Proponents of an initiative to repeal gas tax increases in California plan to sue over the state-drafted title and summary for the ballot measure, which they say is misleading and negative.
The state attorney general’s office on July 10 released the description — language that must appear on petitions circulated by people who want to overturn the tax.
Assemblyman Travis Allen (R-Huntington Beach) is leading the repeal effort.
“We’re going to challenge it in Superior Court,” Allen said. “Gov. Brown’s attorney general has issued a misleading title and summary.”
The lawmaker said “almost everything” in the short summary would mislead voters. “We will wait to win in court and then we will be gathering signatures up and down the state,” Allen said after consulting with attorneys.
Allen, who is running for governor in 2018, needs to collect 365,0000 signatures of registered voters in 150 days to qualify a measure for the ballot that would repeal SB 1, the $52-billion tax increase legislation signed in April by Gov. Jerry Brown to fund transportation projects in the state.
The title approved for the initiative by the office of Democratic Attorney General Xavier Becerra says it “Eliminates recently enacted road repair and transportation funding by repealing revenues dedicated for those purposes.”
Critics of the new law have said it lacks sufficient safeguards for the money to be spent on road repairs and transportation and could allow money to be spent on other functions.
The summary also highlights that the ballot measure “Eliminates Independent Office of Audits and Investigations, which is responsible for ensuring accountability in the use of revenue for transportation projects.” Such an office has not existed.
Allen said the lawsuit to be filed this week will detail exactly how the statements are misleading.
The bill Allen wants to repeal raises gas taxes and vehicle fees to generate $5.2 billion during each of the first 10 years for road and bridge repairs, mass transit, bike lanes and congestion-reduction projects.
SB 1 is supported by a group of labor, business and local governments called the Fix Our Roads coalition. It is preparing to fight any repeal effort, according to coalition member Michael Quigley, executive director of the California Alliance for Jobs.
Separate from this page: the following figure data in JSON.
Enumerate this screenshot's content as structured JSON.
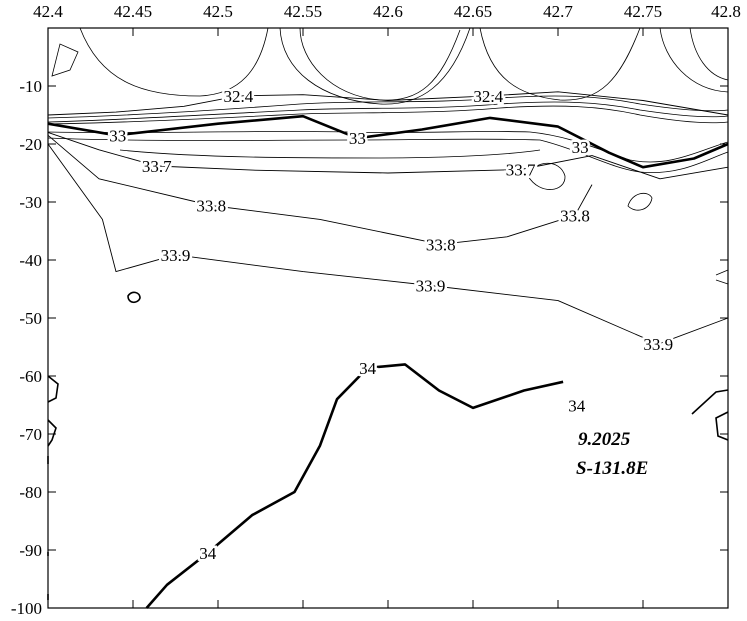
{
  "chart_data": {
    "type": "contour",
    "title": "",
    "xlabel": "",
    "ylabel": "",
    "xlim": [
      42.4,
      42.8
    ],
    "ylim": [
      -100,
      0
    ],
    "grid": false,
    "x_ticks": [
      "42.4",
      "42.45",
      "42.5",
      "42.55",
      "42.6",
      "42.65",
      "42.7",
      "42.75",
      "42.8"
    ],
    "x_tick_values": [
      42.4,
      42.45,
      42.5,
      42.55,
      42.6,
      42.65,
      42.7,
      42.75,
      42.8
    ],
    "y_ticks": [
      "-10",
      "-20",
      "-30",
      "-40",
      "-50",
      "-60",
      "-70",
      "-80",
      "-90",
      "-100"
    ],
    "y_tick_values": [
      -10,
      -20,
      -30,
      -40,
      -50,
      -60,
      -70,
      -80,
      -90,
      -100
    ],
    "annotations": [
      "9.2025",
      "S-131.8E"
    ],
    "contour_levels": [
      32.4,
      33,
      33.7,
      33.8,
      33.9,
      34
    ],
    "contours": [
      {
        "level": 32.4,
        "label": "32.4",
        "label_points": [
          [
            42.512,
            -11.7
          ],
          [
            42.659,
            -11.7
          ]
        ],
        "path": [
          [
            42.4,
            -15
          ],
          [
            42.44,
            -14.5
          ],
          [
            42.48,
            -13.5
          ],
          [
            42.512,
            -11.7
          ],
          [
            42.55,
            -11.5
          ],
          [
            42.6,
            -12.5
          ],
          [
            42.659,
            -11.7
          ],
          [
            42.7,
            -11
          ],
          [
            42.75,
            -12.5
          ],
          [
            42.8,
            -15
          ]
        ]
      },
      {
        "level": 33,
        "label": "33",
        "label_points": [
          [
            42.441,
            -18.5
          ],
          [
            42.582,
            -19.0
          ],
          [
            42.713,
            -20.5
          ]
        ],
        "path": [
          [
            42.4,
            -16.5
          ],
          [
            42.44,
            -18.5
          ],
          [
            42.5,
            -16.5
          ],
          [
            42.55,
            -15.2
          ],
          [
            42.582,
            -19.0
          ],
          [
            42.62,
            -17.5
          ],
          [
            42.66,
            -15.5
          ],
          [
            42.7,
            -17.0
          ],
          [
            42.73,
            -21.5
          ],
          [
            42.75,
            -24
          ],
          [
            42.78,
            -22.5
          ],
          [
            42.8,
            -20
          ]
        ]
      },
      {
        "level": 33.7,
        "label": "33.7",
        "label_points": [
          [
            42.464,
            -23.8
          ],
          [
            42.678,
            -24.4
          ]
        ],
        "path": [
          [
            42.4,
            -18
          ],
          [
            42.43,
            -21
          ],
          [
            42.464,
            -23.8
          ],
          [
            42.52,
            -24.5
          ],
          [
            42.6,
            -25
          ],
          [
            42.678,
            -24.4
          ],
          [
            42.72,
            -22
          ],
          [
            42.76,
            -26
          ],
          [
            42.8,
            -24
          ]
        ]
      },
      {
        "level": 33.8,
        "label": "33.8",
        "label_points": [
          [
            42.496,
            -30.6
          ],
          [
            42.631,
            -37.3
          ],
          [
            42.71,
            -32.3
          ]
        ],
        "path": [
          [
            42.4,
            -18.5
          ],
          [
            42.43,
            -26
          ],
          [
            42.496,
            -30.6
          ],
          [
            42.56,
            -33
          ],
          [
            42.631,
            -37.3
          ],
          [
            42.67,
            -36
          ],
          [
            42.71,
            -32.3
          ],
          [
            42.72,
            -27
          ]
        ]
      },
      {
        "level": 33.9,
        "label": "33.9",
        "label_points": [
          [
            42.475,
            -39.1
          ],
          [
            42.625,
            -44.4
          ],
          [
            42.759,
            -54.5
          ]
        ],
        "path": [
          [
            42.4,
            -20
          ],
          [
            42.432,
            -33
          ],
          [
            42.44,
            -42
          ],
          [
            42.475,
            -39.1
          ],
          [
            42.55,
            -42
          ],
          [
            42.625,
            -44.4
          ],
          [
            42.7,
            -47
          ],
          [
            42.759,
            -54.5
          ],
          [
            42.8,
            -50
          ]
        ]
      },
      {
        "level": 34,
        "label": "34",
        "label_points": [
          [
            42.588,
            -58.6
          ],
          [
            42.711,
            -65.1
          ],
          [
            42.494,
            -90.5
          ]
        ],
        "path": [
          [
            42.458,
            -100
          ],
          [
            42.47,
            -96
          ],
          [
            42.494,
            -90.5
          ],
          [
            42.52,
            -84
          ],
          [
            42.545,
            -80
          ],
          [
            42.56,
            -72
          ],
          [
            42.57,
            -64
          ],
          [
            42.588,
            -58.6
          ],
          [
            42.61,
            -58
          ],
          [
            42.63,
            -62.5
          ],
          [
            42.65,
            -65.5
          ],
          [
            42.68,
            -62.5
          ],
          [
            42.703,
            -61
          ]
        ]
      }
    ]
  }
}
“The Fix Our Roads coalition is ready to oppose any effort that would defund our transportation safety and maintenance programs including a repeal of SB 1,” Quigley said. “We know voters strongly support increasing funding for transportation improvements, especially when that includes constitutional protections and accountability requirements that ensure funds are allocated exclusively for transportation.”
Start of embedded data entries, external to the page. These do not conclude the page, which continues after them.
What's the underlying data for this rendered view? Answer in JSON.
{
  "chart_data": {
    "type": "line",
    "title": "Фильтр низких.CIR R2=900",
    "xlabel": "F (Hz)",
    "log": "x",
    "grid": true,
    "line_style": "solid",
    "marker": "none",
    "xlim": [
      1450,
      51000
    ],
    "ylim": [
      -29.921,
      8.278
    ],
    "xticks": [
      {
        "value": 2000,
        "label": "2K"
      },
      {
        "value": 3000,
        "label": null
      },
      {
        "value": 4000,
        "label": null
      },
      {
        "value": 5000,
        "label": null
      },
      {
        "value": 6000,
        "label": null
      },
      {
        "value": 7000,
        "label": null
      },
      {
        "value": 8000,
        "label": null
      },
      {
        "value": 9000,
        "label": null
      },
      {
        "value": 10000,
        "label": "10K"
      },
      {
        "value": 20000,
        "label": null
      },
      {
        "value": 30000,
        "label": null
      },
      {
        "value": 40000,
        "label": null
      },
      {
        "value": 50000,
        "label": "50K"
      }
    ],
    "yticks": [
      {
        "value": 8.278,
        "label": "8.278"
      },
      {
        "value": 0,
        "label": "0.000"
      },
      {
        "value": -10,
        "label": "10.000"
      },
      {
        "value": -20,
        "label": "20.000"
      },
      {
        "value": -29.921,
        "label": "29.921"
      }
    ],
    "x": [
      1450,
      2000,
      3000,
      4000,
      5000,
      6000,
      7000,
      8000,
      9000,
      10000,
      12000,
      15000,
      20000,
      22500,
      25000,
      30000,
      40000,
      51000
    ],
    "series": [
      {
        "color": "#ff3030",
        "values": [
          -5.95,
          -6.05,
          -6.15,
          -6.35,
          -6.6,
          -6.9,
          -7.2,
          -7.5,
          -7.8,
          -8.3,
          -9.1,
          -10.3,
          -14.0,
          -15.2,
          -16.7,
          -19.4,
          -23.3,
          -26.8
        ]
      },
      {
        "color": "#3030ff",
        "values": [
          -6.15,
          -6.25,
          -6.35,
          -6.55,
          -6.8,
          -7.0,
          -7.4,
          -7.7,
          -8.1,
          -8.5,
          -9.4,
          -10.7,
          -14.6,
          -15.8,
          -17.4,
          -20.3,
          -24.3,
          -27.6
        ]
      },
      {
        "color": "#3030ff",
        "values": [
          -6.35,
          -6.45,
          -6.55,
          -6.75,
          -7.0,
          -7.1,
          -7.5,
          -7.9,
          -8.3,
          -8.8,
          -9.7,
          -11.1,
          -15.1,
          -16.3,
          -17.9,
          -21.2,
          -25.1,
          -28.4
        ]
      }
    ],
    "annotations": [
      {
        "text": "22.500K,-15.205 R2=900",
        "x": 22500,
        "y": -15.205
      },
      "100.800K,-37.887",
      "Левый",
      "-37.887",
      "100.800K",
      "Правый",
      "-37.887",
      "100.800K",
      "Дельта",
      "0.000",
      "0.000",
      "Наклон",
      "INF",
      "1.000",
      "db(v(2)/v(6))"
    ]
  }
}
Allen has formed a campaign committee for the initiative drive, but it has not yet reported any fundraising. He faces tough odds to qualify the measure without significant money and support from other groups, said Larry Gerston, a political science professor at San Jose State.
“The rule of thumb is that he’ll need about $3 million to finance signature collection, and that kind of money doesn’t grow on trees, even in fertile California,” Gerston said, adding that the effort may be hindered by the fact that the gas tax increase will not hit voters’ wallets until November.
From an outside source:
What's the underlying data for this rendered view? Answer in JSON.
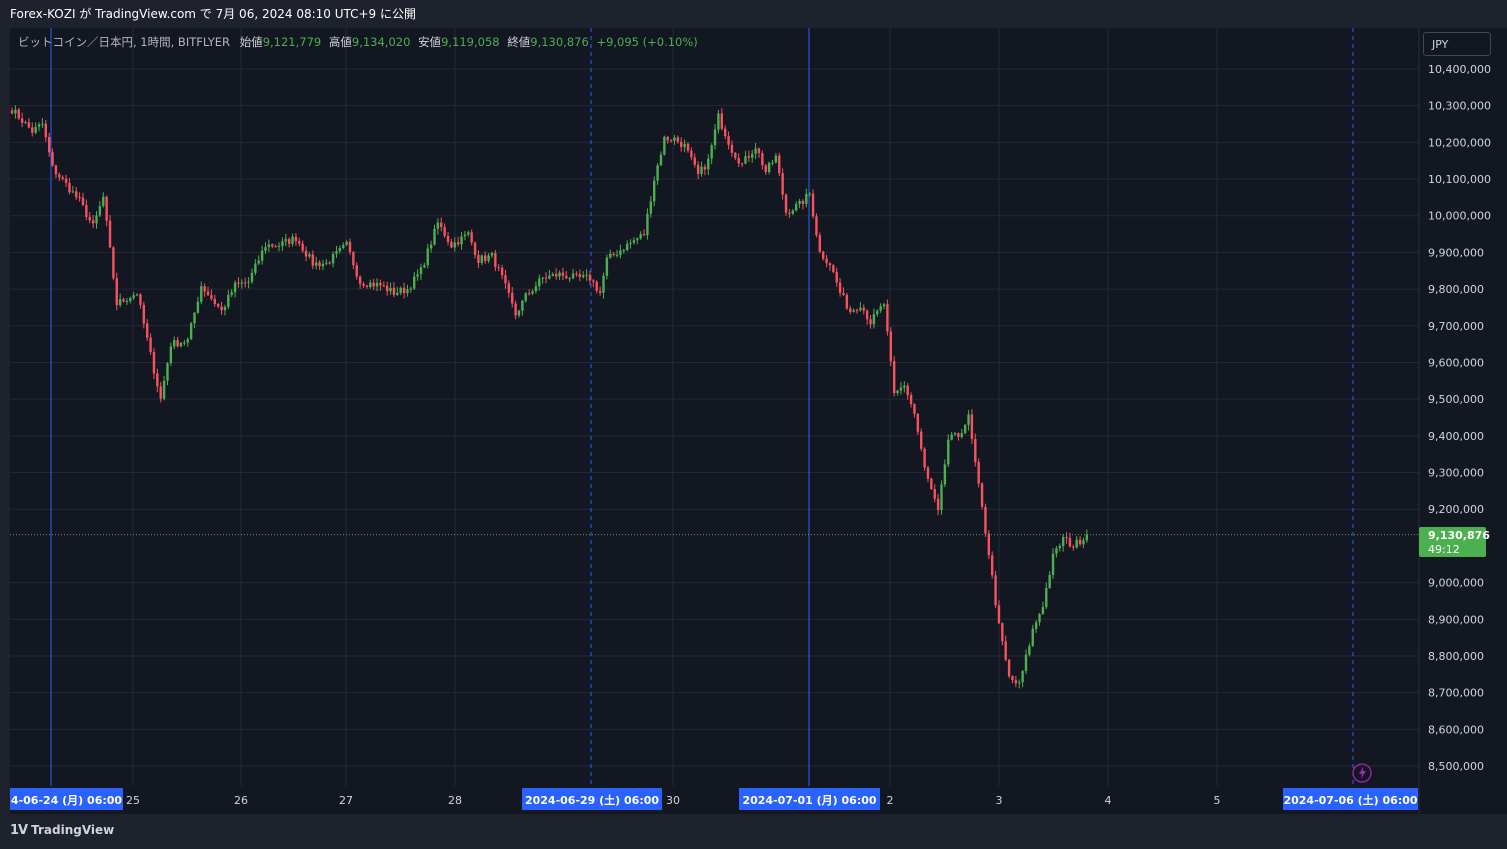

The gas tax will increase by 12 cents per gallon and the diesel tax will go up 20 cents on Nov. 1. The new law also creates an annual vehicle fee ranging from $25 for cars valued at less than $5,000 to $175 for cars worth $60,000 or more. That fee kicks in Jan. 1.
Electric car owners will pay a $100 annual fee in lieu of gas taxes starting in 2020. In signing the bill, Brown said the taxes and fees would cost most Californians less than $10 per month.